The Queen would do well to remember how the common born once sought to eradicate the mage-born from the face of Urfe.
The applause increased as the Chief Thaumaturge dissolved the spirit dais and drifted down to meet Kalyn Tern, dressed in a regal silver gown set off in a lovely manner by the onyx steps. Many had urged Lord Alistair to consider marrying Kalyn, a powerful aeromancer who hailed from the most prominent family in the First Protectorate. He had to admit the political capital from such a union would be potent. Yet despite his ambition, he could never remarry. Along with his daughter, Lord Alistair cherished the memory of his deceased wife above all things.
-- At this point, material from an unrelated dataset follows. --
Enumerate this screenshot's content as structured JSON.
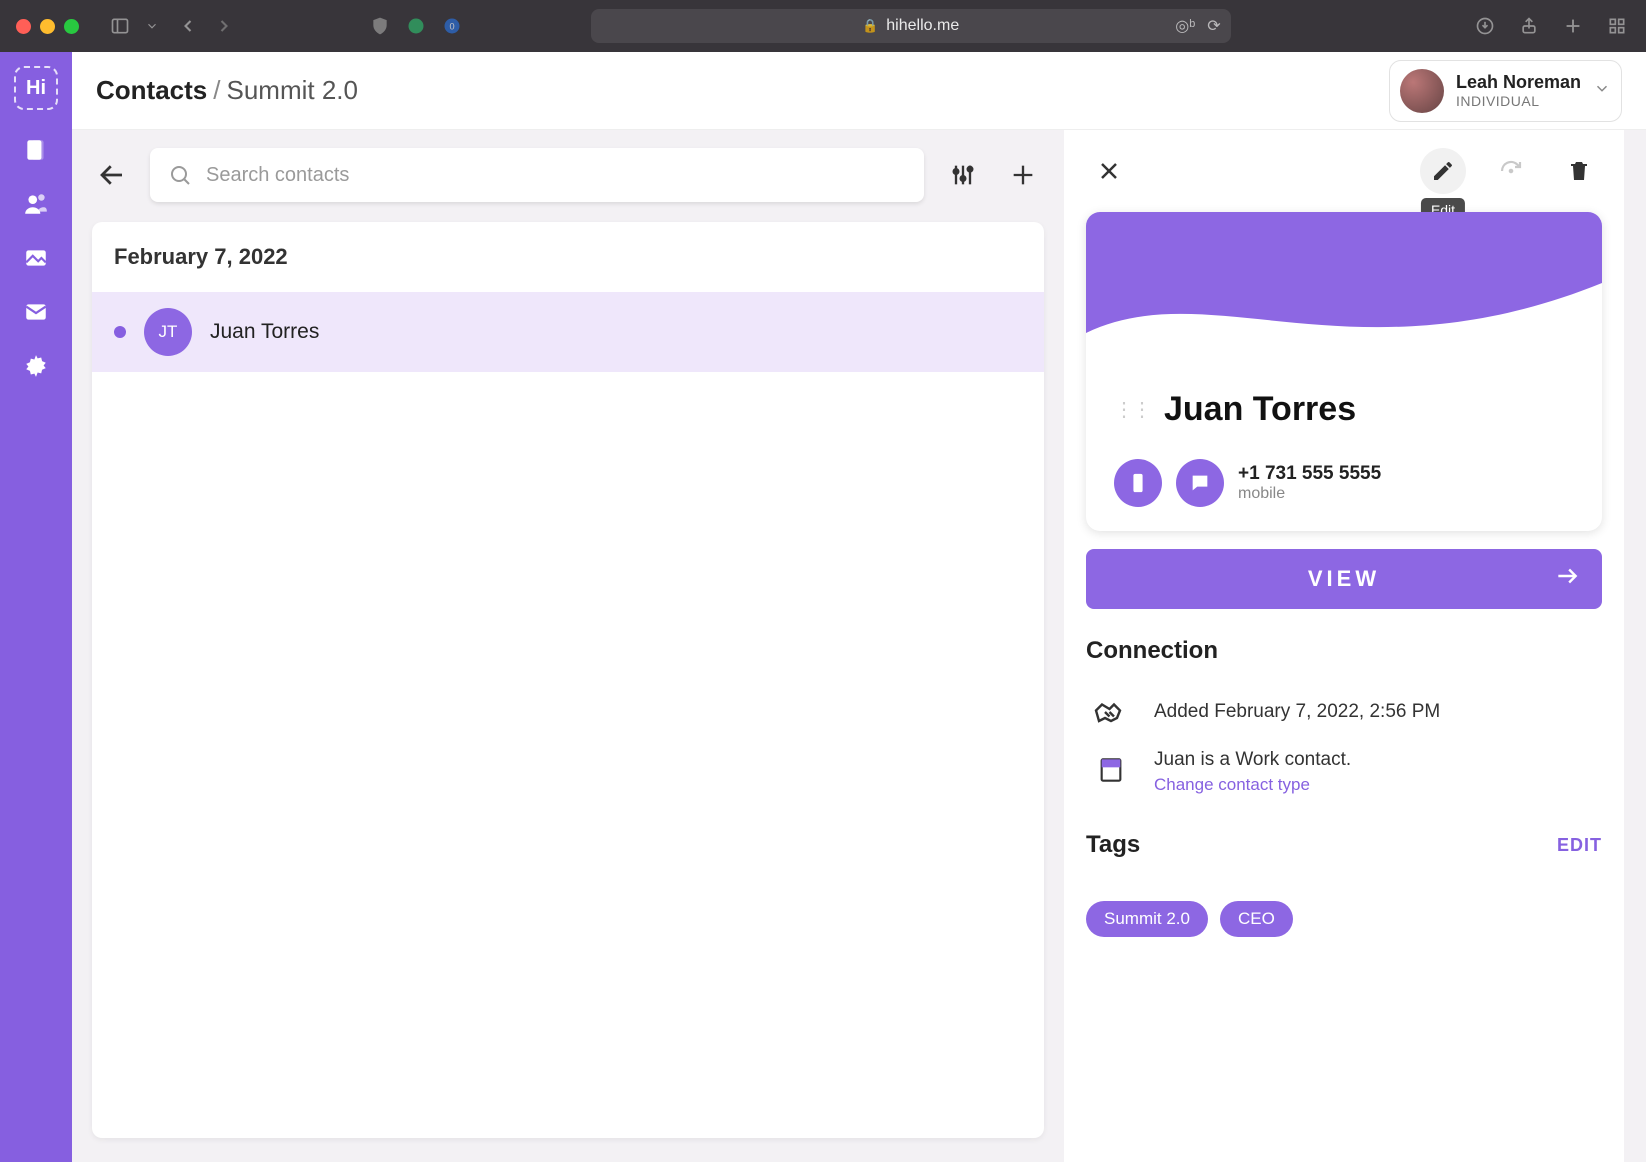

When Lord Alistair touched down on the step, authority and wisdom etched into the proud lines of his face, his arm outstretched to receive the scepter, a tight circle of fire erupted around him, shooting skyward at least fifty feet. Kalyn Tern, along with everyone else near the Chief Thaumaturge, gasped and drew back, staring in horror at the blazing inferno that had just enveloped their ruler. All of the mages could be seen waving their hands and whispering words of power, but the fire raged unabated, impervious to their efforts.
The roar of approval from the crowd turned to wails and shrieks of dismay. An elder aquamancer raised her hands, blowing off a sewer grate as she summoned the nearest source of water. As the water gushed to the surface, someone pointed at the wall of fire, where a glowing outline of the Chief Thaumaturge had emerged in the center of the inferno, bluish-white in color. Lord Alistair was no longer holding the scepter. As he held his arms straight out, palms up, the glow around him spread to consume the wall of fire. Once the blaze had been subsumed by the bluish-white hue of his magic, he cleaved the wall in two, shrinking each half into a sphere which he held in the palm of each hand. Then he started to expand, growing in size until he reached twenty feet in height, looming above the crowd.